Lawyers want equity for deferring their legal fees.
If your lawyers are not deferring their legal fees, you should just say no. You’re already paying them for their services, right?
If your lawyers are deferring their legal fees, they can ask for whatever they like: equity, backrubs, your car, whatever. They want compensation for the risk of never getting paid. That’s fair.
But if your financing is imminent or nearly certain, the risk of not getting paid is low and you can still say no. Or give them the minimum equity you would give an advisor: roughly .1% vesting monthly over 1-2 years with no cliff.
Equity doesn’t incent lawyers to work on your case.
Most law firms spread the equity to (1) just the partners or (2) across the entire firm. In either case, the partner on your case receives nearly zero equity and the associate who does all the work receives even less.
Unless you hire a one-man law firm, equity doesn’t incent lawyers to work on your case.
Let your lawyers invest instead of giving them free equity.
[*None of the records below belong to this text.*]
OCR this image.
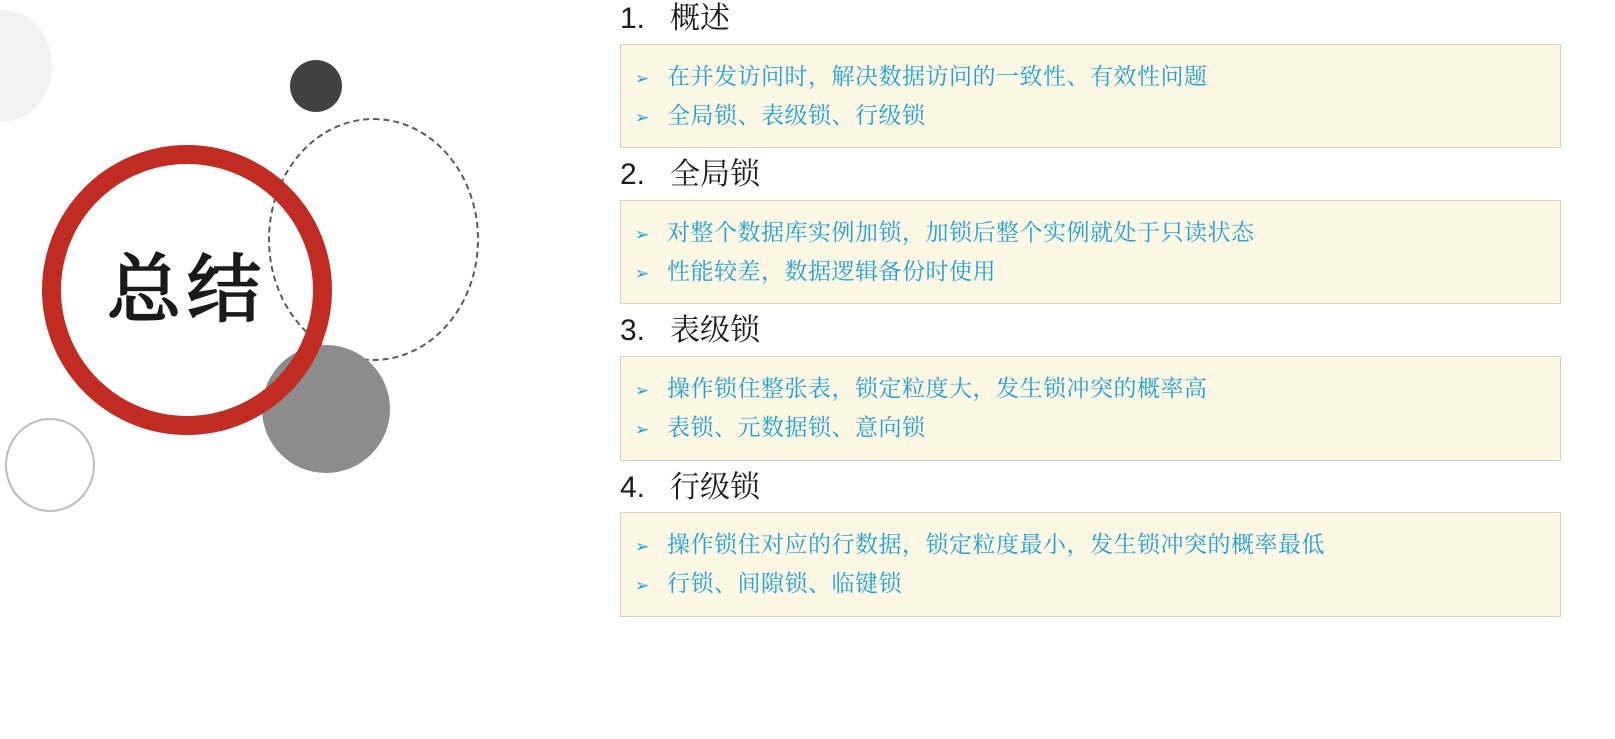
总结
1. 概述
➢ 在并发访问时，解决数据访问的一致性、有效性问题
➢ 全局锁、表级锁、行级锁
2. 全局锁
➢ 对整个数据库实例加锁，加锁后整个实例就处于只读状态
➢ 性能较差，数据逻辑备份时使用
3. 表级锁
➢ 操作锁住整张表，锁定粒度大，发生锁冲突的概率高
➢ 表锁、元数据锁、意向锁
4. 行级锁
➢ 操作锁住对应的行数据，锁定粒度最小，发生锁冲突的概率最低
➢ 行锁、间隙锁、临键锁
In any case, if your lawyers ask for a piece of the business, you can offer them the right to invest $25K-$50K in your financing instead—don’t give them the equity for free. They get equity, you get money.
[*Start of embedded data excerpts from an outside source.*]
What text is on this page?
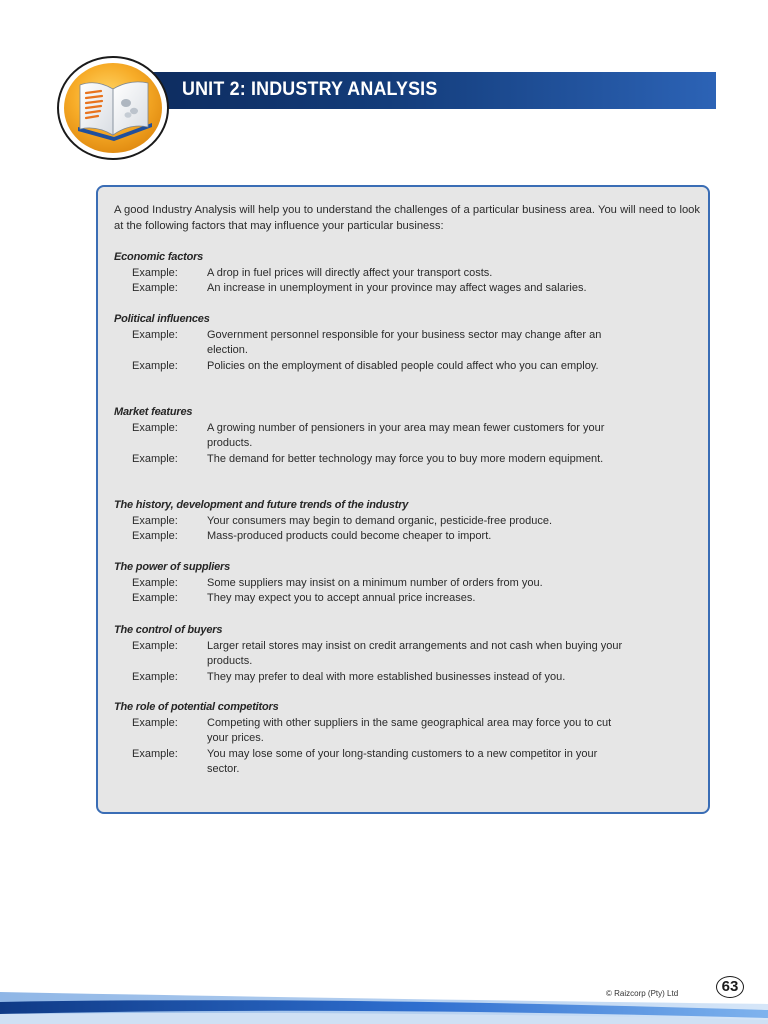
UNIT 2: INDUSTRY ANALYSIS

A good Industry Analysis will help you to understand the challenges of a particular business area. You will need to look at the following factors that may influence your particular business:

Economic factors

Example:	A drop in fuel prices will directly affect your transport costs.
Example:	An increase in unemployment in your province may affect wages and salaries.

Political influences

Example:	Government personnel responsible for your business sector may change after an election.
Example:	Policies on the employment of disabled people could affect who you can employ.

Market features

Example:	A growing number of pensioners in your area may mean fewer customers for your products.
Example:	The demand for better technology may force you to buy more modern equipment.

The history, development and future trends of the industry

Example:	Your consumers may begin to demand organic, pesticide-free produce.
Example:	Mass-produced products could become cheaper to import.

The power of suppliers

Example:	Some suppliers may insist on a minimum number of orders from you.
Example:	They may expect you to accept annual price increases.

The control of buyers

Example:	Larger retail stores may insist on credit arrangements and not cash when buying your products.
Example:	They may prefer to deal with more established businesses instead of you.

The role of potential competitors

Example:	Competing with other suppliers in the same geographical area may force you to cut your prices.
Example:	You may lose some of your long-standing customers to a new competitor in your sector.
© Raizcorp (Pty) Ltd	63
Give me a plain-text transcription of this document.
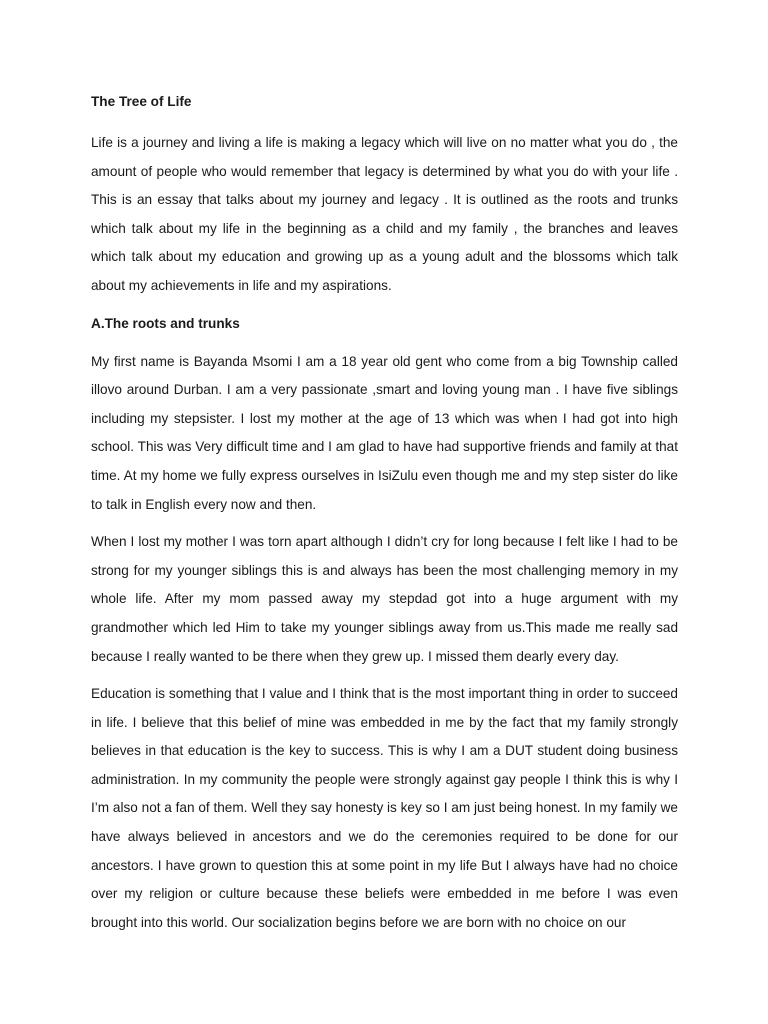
The Tree of Life

Life is a journey and living a life is making a legacy which will live on no matter what you do , the amount of people who would remember that legacy is determined by what you do with your life . This is an essay that talks about my journey and legacy . It is outlined as the roots and trunks which talk about my life in the beginning as a child and my family , the branches and leaves which talk about my education and growing up as a young adult and the blossoms which talk about my achievements in life and my aspirations.

A.The roots and trunks

My first name is Bayanda Msomi I am a 18 year old gent who come from a big Township called illovo around Durban. I am a very passionate ,smart and loving young man . I have five siblings including my stepsister. I lost my mother at the age of 13 which was when I had got into high school. This was Very difficult time and I am glad to have had supportive friends and family at that time. At my home we fully express ourselves in IsiZulu even though me and my step sister do like to talk in English every now and then.

When I lost my mother I was torn apart although I didn’t cry for long because I felt like I had to be strong for my younger siblings this is and always has been the most challenging memory in my whole life. After my mom passed away my stepdad got into a huge argument with my grandmother which led Him to take my younger siblings away from us.This made me really sad because I really wanted to be there when they grew up. I missed them dearly every day.

Education is something that I value and I think that is the most important thing in order to succeed in life. I believe that this belief of mine was embedded in me by the fact that my family strongly believes in that education is the key to success. This is why I am a DUT student doing business administration. In my community the people were strongly against gay people I think this is why I I’m also not a fan of them. Well they say honesty is key so I am just being honest. In my family we have always believed in ancestors and we do the ceremonies required to be done for our ancestors. I have grown to question this at some point in my life But I always have had no choice over my religion or culture because these beliefs were embedded in me before I was even brought into this world. Our socialization begins before we are born with no choice on our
This unfortunately incents your lawyers to drive down the share price of your financing, but this conflict of interest is small relative to their existing conflicts of interest:
Most law firms do a lot more business with VCs than they’re likely to do with you. VCs hire law firms. VCs refer new clients to law firms. Lawyers make money by executing transactions and your investors simply provide more transactions than you do.
So don’t sweat this minor conflict of interest.